Good faith estimate requirement lays bare revenue cycle woes
The requirement is exacerbating problems that revenue cycles have been trying to solve for years, and the American Hospital Association (AHA) is pleading to CMS for changes, HealthLeaders reported.
A lack of automation and an extremely labor-intensive process is not only making it hard for revenue cycles to fulfill the No Surprises Act's good faith estimate requirement, but it's also delaying other parts of the patient experience and putting a heavy burden on front-end employees.
The letter says that "the government has substantially underestimated the burden associated with implementing the good faith estimates and patient-provider dispute resolution process.” The letter also highlighted the strain it's placing on many areas of the revenue cycle.
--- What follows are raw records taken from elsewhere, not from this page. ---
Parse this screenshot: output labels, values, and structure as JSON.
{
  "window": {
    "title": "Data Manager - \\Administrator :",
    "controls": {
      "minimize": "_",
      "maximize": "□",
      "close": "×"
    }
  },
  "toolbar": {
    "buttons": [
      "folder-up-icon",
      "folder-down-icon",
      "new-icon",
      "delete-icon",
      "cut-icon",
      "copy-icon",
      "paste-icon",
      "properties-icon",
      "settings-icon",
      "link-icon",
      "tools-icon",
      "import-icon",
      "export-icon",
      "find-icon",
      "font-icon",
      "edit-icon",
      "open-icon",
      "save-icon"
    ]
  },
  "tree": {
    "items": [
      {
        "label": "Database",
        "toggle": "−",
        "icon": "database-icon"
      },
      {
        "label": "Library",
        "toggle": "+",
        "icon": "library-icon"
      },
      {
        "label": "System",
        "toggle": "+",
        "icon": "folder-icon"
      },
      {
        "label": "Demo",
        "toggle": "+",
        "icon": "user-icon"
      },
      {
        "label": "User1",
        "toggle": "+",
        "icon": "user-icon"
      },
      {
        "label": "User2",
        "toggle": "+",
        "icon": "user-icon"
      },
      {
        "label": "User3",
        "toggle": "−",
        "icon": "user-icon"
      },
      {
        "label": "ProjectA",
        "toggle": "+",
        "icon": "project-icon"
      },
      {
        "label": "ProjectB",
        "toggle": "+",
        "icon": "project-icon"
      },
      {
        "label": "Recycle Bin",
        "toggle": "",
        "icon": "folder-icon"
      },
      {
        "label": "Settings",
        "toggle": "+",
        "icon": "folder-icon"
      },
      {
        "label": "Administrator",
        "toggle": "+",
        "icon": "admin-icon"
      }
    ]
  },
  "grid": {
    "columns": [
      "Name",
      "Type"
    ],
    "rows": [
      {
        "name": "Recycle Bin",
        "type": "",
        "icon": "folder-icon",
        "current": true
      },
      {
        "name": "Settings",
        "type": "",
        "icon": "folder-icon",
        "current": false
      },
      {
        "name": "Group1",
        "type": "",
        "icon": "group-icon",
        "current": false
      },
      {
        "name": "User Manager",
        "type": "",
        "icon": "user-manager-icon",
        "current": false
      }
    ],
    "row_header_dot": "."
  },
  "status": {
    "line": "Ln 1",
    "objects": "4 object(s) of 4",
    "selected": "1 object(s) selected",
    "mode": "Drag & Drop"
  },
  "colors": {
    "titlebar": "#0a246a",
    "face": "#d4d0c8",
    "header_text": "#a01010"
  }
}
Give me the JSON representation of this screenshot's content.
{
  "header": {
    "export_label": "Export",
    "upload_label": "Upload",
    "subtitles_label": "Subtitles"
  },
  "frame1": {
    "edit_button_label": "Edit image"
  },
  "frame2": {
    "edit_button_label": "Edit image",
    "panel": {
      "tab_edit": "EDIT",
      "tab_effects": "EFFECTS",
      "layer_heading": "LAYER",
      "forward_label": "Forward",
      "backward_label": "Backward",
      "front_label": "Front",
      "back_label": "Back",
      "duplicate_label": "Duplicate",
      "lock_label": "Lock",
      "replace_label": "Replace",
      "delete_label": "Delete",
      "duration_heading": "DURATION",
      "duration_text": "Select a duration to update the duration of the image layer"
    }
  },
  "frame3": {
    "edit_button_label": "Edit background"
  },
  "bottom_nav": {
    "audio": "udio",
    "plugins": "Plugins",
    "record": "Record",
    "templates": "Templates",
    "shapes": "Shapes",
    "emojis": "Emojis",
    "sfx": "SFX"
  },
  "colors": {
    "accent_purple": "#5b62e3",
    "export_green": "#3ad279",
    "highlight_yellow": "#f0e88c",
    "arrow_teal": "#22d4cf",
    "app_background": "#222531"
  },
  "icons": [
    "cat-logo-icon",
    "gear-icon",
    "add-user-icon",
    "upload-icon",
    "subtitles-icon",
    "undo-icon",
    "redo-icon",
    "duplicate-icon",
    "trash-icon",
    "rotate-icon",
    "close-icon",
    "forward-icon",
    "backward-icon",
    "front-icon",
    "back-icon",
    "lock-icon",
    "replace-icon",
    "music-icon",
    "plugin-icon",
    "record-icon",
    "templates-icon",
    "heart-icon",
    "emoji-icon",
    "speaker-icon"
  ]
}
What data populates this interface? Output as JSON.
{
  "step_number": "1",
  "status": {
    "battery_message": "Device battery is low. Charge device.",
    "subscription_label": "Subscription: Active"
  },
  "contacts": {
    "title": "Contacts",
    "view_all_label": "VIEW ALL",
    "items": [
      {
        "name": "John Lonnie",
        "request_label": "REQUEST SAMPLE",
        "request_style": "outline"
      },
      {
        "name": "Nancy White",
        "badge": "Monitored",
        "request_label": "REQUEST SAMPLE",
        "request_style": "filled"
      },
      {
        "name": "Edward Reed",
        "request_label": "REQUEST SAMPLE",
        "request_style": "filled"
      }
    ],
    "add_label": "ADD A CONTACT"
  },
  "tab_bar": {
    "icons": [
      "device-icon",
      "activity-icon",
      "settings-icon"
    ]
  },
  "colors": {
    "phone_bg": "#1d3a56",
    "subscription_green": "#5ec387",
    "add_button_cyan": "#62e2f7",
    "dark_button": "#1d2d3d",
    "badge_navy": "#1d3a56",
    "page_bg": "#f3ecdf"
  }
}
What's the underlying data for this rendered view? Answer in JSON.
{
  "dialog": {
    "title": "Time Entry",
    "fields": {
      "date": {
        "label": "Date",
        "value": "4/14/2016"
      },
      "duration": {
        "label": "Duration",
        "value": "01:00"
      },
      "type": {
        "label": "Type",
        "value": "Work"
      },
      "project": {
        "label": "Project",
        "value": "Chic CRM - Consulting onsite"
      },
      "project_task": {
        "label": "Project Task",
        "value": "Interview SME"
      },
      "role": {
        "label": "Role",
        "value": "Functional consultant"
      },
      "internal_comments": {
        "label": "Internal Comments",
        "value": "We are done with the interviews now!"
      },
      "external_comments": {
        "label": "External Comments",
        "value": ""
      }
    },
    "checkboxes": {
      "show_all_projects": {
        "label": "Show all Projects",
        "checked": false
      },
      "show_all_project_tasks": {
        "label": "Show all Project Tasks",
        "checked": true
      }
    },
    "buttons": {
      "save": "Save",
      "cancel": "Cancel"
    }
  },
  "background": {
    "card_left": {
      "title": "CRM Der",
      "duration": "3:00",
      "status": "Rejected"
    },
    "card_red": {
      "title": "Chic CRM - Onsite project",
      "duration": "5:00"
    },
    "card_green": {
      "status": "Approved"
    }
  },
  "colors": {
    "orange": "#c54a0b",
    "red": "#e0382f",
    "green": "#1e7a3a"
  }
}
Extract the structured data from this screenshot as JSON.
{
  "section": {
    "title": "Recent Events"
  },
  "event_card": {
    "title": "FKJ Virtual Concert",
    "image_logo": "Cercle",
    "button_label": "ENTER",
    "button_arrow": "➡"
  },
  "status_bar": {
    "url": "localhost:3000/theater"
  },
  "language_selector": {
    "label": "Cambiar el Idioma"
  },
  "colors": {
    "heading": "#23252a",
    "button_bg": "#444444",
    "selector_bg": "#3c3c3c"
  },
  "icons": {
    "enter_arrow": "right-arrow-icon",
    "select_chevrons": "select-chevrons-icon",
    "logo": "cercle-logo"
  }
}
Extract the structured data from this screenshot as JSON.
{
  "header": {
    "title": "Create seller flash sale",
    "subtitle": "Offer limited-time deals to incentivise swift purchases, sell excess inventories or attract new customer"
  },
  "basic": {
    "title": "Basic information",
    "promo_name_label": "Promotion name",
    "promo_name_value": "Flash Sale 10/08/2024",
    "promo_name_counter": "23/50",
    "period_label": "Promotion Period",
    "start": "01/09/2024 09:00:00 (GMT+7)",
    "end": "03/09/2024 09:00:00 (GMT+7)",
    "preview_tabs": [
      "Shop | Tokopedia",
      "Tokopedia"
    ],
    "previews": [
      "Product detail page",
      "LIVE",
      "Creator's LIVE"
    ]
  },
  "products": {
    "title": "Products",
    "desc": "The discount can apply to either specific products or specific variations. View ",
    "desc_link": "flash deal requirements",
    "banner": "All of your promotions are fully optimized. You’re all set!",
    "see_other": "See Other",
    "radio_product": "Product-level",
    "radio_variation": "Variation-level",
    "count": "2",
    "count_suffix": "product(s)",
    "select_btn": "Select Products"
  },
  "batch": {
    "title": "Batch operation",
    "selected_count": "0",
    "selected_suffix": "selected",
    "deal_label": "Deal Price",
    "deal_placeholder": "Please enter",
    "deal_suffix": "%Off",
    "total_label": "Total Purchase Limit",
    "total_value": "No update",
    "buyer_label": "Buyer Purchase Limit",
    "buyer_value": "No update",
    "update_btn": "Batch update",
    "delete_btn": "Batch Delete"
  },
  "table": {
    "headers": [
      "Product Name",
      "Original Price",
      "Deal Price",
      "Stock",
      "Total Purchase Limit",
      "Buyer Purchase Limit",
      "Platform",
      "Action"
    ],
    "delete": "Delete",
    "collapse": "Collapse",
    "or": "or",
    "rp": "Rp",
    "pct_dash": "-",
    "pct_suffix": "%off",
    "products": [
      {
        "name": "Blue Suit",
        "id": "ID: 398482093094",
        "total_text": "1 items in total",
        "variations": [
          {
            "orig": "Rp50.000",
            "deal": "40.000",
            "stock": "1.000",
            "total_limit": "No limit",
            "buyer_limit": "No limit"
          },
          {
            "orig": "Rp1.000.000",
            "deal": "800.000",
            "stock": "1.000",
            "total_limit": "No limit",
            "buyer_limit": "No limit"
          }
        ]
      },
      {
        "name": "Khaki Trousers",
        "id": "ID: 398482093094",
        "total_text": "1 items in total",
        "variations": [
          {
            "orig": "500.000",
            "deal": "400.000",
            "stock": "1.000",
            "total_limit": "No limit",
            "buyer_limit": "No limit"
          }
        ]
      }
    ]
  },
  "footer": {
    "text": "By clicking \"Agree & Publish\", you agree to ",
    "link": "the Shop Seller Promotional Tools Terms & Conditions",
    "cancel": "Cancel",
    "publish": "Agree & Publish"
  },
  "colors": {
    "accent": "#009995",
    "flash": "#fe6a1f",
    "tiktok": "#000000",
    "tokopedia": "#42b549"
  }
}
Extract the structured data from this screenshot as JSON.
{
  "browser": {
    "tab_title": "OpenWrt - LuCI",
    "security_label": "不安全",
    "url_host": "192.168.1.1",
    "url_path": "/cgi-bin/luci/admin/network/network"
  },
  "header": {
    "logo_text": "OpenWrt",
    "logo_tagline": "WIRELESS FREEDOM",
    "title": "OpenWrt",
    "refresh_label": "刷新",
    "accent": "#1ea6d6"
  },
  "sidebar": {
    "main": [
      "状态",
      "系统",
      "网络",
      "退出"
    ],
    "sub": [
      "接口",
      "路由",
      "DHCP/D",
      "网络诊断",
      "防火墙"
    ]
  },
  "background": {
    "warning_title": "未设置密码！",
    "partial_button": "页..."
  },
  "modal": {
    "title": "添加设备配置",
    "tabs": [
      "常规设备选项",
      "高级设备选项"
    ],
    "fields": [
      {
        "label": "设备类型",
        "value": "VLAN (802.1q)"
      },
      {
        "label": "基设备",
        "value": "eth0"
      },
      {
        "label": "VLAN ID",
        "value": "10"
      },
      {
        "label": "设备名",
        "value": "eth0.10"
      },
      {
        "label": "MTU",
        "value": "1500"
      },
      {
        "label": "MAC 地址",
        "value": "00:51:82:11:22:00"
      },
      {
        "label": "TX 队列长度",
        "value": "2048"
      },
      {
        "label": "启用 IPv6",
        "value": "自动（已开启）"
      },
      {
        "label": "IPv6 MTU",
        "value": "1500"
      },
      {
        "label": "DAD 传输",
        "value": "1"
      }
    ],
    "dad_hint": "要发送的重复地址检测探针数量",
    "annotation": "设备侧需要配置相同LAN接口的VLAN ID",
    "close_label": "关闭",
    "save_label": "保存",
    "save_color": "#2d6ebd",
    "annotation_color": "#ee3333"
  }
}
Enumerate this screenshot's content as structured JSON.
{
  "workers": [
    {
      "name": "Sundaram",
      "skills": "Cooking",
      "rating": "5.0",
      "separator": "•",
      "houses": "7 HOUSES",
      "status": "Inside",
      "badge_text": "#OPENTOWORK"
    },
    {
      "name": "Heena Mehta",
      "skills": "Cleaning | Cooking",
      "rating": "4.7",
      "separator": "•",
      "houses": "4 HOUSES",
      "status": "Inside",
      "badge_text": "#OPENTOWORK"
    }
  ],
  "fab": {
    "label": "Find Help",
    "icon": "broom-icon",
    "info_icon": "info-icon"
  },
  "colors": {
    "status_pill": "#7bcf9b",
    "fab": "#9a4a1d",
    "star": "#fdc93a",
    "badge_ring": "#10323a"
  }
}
In fact, the requirement is highlighting and exacerbating problems that revenue cycles have been trying to solve for years, such as:
- A lack of automation and reliance on manual processes: The AHA notes that "the lack of currently available automated solutions strongly indicates that this process will require a significant manual effort by providers when enforcement begins" on January 1, 2023, as CMS is currently utilizing enforcement discretion regarding the collection and compilation of good faith estimates. It also points out that "there is currently no method for unaffiliated providers or facilities to share good faith estimates with a convening provider or facility in an automated manner."
- Long patient wait times: Revenue cycles have worked diligently over the years to reduce patient wait times, but the current requirement adds a step backwards. The AHA writes that "estimates regularly take between 10-15 minutes to produce." According to the AHA, "one member hospital reports that their staff can only process 75 estimates per day, which is barely meeting demand at this point. A member health system with several locations reports needing to do 1,500 per day across the system."
- Snags in the pre-registration and check in/check out processes: Because of this long, manual procedure, other elements of the front-end process are being delayed, such as completing the pre-registration process and sharing pre-care materials with patients.
- Difficulty in guaranteeing price accuracy: Accurately estimating the price and scope of medical care is inherently tricky because "slight changes in medically necessary care can increase the overall cost, leaving even the most diligent patients and transparent providers with unexpected changes in the cost of care," AHA notes.
- Burnout and workforce shortages: So much price estimate work falls to the front-end staff, which already has a lot of responsibilities to ensure a smooth and accurate registration process. The current pandemic burnout and workforce shortages are only making it harder.
Here's what the AHA is asking for:
- Delay in enforcing the good faith estimate requirement until after an automated standard for exchanging this information is developed and implemented across all providers
- Remove the need for procedure-specific insurance verification and enable providers to treat patients with "group health insurance"
- Require a final bill to be at least 10% more than the good faith estimate (instead of $400 more) for it to be eligible for the dispute resolution process
- Fully align No Surprises Act and federal price transparency requirements
The AHA’s approach to asking for changes after gaining firsthand experience with the rule as it's written is a wise move. This echoes the approach Eric D. Hargan, former deputy secretary of the U.S. Department of Health and Human Services, recommends for price transparency.
"You can't act until you know what the problem is. And the problem doesn't show up until there's an attempt to implement," he told HealthLeaders last year. "That's where you get credibility in re-approaching this rule."